LA VALVE À HÉLIUM, UN BREVET ROLEX
En effet, dans les habitats en surpression remplis de gaz respiratoires composés en grande partie d’hélium, les montres utilisées par les plongeurs finissent par se comporter comme eux : leur boîtier se sature en hélium, de sorte que la pression à l’intérieur de la montre s’équilibre avec celle dans l’habitat. Cela est dû à la nature extrêmement volatile de ce gaz léger, dont les molécules sont les plus petites au monde. L’hélium parvient ainsi petit à petit à s’infiltrer dans la montre par les joints d’étanchéité. Lors de la décompression des plongeurs, l’évacuation de l’hélium dans les tissus humains est plus rapide que la capacité du gaz léger à ressortir de la montre étanche, de sorte qu’une accumulation de pression importante se forme à l’intérieur du boîtier.
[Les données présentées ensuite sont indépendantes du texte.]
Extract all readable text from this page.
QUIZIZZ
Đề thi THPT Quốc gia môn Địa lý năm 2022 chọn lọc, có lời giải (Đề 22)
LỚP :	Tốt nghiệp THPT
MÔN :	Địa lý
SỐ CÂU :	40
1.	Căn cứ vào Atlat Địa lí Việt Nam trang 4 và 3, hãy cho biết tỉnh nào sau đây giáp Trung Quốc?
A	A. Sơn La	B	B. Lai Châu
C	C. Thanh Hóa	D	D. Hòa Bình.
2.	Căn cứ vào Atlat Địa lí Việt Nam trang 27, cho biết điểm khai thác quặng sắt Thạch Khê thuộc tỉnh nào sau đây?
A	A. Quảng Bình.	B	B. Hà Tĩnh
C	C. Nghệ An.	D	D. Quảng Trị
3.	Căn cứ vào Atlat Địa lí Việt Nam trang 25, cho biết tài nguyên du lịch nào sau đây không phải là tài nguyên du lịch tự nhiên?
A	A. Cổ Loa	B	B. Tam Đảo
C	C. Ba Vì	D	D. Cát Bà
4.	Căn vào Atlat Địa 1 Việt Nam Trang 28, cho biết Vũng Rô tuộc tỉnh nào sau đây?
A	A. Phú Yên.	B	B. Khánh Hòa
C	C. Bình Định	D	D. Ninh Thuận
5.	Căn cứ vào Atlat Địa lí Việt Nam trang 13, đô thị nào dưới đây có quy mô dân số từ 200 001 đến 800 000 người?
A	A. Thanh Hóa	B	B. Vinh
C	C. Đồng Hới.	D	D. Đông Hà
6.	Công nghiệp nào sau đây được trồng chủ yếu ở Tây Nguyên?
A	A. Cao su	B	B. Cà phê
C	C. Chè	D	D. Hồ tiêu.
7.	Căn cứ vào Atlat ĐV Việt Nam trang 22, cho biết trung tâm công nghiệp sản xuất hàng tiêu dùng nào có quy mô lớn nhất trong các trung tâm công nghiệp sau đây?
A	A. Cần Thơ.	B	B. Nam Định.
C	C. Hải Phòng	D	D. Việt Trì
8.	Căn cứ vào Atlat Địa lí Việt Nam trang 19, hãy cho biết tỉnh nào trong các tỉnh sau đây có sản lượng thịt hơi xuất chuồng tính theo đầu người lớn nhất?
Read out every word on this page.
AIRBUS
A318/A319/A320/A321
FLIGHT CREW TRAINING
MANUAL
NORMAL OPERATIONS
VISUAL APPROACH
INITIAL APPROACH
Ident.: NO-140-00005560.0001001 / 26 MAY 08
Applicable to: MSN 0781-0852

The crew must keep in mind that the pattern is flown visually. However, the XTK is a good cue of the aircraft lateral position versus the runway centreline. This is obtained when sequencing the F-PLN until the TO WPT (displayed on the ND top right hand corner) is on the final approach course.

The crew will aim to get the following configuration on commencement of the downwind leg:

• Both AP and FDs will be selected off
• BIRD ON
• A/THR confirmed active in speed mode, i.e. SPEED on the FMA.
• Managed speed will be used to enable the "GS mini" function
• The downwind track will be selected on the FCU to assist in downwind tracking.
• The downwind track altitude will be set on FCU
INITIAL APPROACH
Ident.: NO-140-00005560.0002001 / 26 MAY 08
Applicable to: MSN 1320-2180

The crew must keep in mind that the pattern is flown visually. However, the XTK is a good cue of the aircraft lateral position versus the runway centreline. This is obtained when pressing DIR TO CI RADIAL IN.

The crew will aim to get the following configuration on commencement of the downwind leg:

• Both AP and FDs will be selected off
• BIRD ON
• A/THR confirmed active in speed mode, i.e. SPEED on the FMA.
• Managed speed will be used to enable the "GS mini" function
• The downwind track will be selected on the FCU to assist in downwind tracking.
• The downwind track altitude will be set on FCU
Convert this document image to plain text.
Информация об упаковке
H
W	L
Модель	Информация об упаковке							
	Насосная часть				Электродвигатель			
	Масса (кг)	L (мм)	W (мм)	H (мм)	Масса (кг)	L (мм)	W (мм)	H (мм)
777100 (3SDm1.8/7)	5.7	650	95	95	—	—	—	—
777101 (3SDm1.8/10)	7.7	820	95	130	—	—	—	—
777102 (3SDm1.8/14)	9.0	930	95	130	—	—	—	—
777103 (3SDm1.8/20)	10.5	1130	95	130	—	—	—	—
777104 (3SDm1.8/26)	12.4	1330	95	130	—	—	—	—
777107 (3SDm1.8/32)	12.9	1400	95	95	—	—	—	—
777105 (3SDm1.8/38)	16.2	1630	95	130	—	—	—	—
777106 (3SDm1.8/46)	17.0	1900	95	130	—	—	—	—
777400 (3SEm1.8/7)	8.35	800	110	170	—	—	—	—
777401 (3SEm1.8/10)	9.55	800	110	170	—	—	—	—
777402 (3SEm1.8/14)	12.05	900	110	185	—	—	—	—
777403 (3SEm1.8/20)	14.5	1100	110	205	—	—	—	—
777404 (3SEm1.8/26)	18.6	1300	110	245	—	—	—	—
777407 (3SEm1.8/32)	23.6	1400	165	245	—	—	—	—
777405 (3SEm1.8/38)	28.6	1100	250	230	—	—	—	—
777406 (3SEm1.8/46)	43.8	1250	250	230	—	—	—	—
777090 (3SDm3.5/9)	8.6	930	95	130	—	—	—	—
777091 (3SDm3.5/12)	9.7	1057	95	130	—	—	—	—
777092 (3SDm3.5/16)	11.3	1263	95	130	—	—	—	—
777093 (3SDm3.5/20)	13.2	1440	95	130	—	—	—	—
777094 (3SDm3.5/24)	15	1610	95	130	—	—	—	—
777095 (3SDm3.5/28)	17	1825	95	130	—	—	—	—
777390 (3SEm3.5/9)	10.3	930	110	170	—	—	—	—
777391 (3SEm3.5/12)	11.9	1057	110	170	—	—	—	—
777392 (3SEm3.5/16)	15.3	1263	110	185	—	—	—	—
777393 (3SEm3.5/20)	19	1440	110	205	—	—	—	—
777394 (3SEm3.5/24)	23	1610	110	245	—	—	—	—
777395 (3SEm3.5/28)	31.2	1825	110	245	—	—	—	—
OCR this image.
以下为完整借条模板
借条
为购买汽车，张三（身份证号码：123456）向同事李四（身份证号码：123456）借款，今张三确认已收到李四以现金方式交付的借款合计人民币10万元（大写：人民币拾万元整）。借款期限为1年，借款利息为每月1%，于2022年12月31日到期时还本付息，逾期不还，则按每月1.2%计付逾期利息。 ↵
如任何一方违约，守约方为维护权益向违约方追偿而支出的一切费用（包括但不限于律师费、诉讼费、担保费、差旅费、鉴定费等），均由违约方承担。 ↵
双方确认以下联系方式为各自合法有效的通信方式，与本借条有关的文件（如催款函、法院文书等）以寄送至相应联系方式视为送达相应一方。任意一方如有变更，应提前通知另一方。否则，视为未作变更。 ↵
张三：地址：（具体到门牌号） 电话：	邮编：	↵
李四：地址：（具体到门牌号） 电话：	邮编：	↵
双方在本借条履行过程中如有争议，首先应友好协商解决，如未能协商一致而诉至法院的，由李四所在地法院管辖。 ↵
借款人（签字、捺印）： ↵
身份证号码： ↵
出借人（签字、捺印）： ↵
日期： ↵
Les plongeurs en décompression observent ainsi souvent que la glace de leur montre saute violemment, comme un bouchon de champagne, sous l’effet de la surpression. La montre doit elle aussi pouvoir décompresser de son trop-plein d’hélium.
Au lieu d’essayer de rendre sa montre étanche à ce gaz, une mission pratiquement impossible, Rolex développe une soupape unidirectionnelle sur le côté du boîtier. Celle-ci s’active automatiquement passé un certain seuil de surpression interne, afin de permettre au gaz de s’échapper du boîtier tout en maintenant l’étanchéité de la montre. Brevetée en 1967 par Rolex pour son nouveau modèle de plongée Professionnel Oyster Perpetual Sea-Dweller, cette valve à hélium se révèle indispensable à l’essor de la plongée profonde en saturation. La Comex fait rapidement de la Sea-Dweller la montre officielle de ses plongeurs, lesquels n’auront de cesse de repousser toujours plus loin les limites de la plongée humaine en grande profondeur. Au record en pleine mer établi en 1988 à –534 mètres s’ajoute celui réalisé en 1992 en caisson hyperbare à une profondeur expérimentale de –701 mètres, suivi de vingt-quatre jours de décompression. Un record resté inégalé à ce jour.
UNE NOUVELLE SEA-DWELLER 4000
En 2014, Rolex fait renaître cette légende de la plongée professionnelle avec une nouvelle version actualisée de l’Oyster Perpetual Sea-Dweller 4000. Ce modèle technique, étanche à 1220 mètres (4000 pieds) et d’un diamètre de 40 mm, est doté des derniers standards d’innovation de Rolex : disque de lunette Cerachrom en céramique inaltérable ; affichage Chromalight à luminescence longue durée ; spiral Parachrom bleu paramagnétique ; fermoir de sécurité Oysterlock ; et système de rallonge du bracelet Rolex Glidelock. Elle est bien évidemment équipée de la fonction qui a fait sa renommée : la valve à hélium.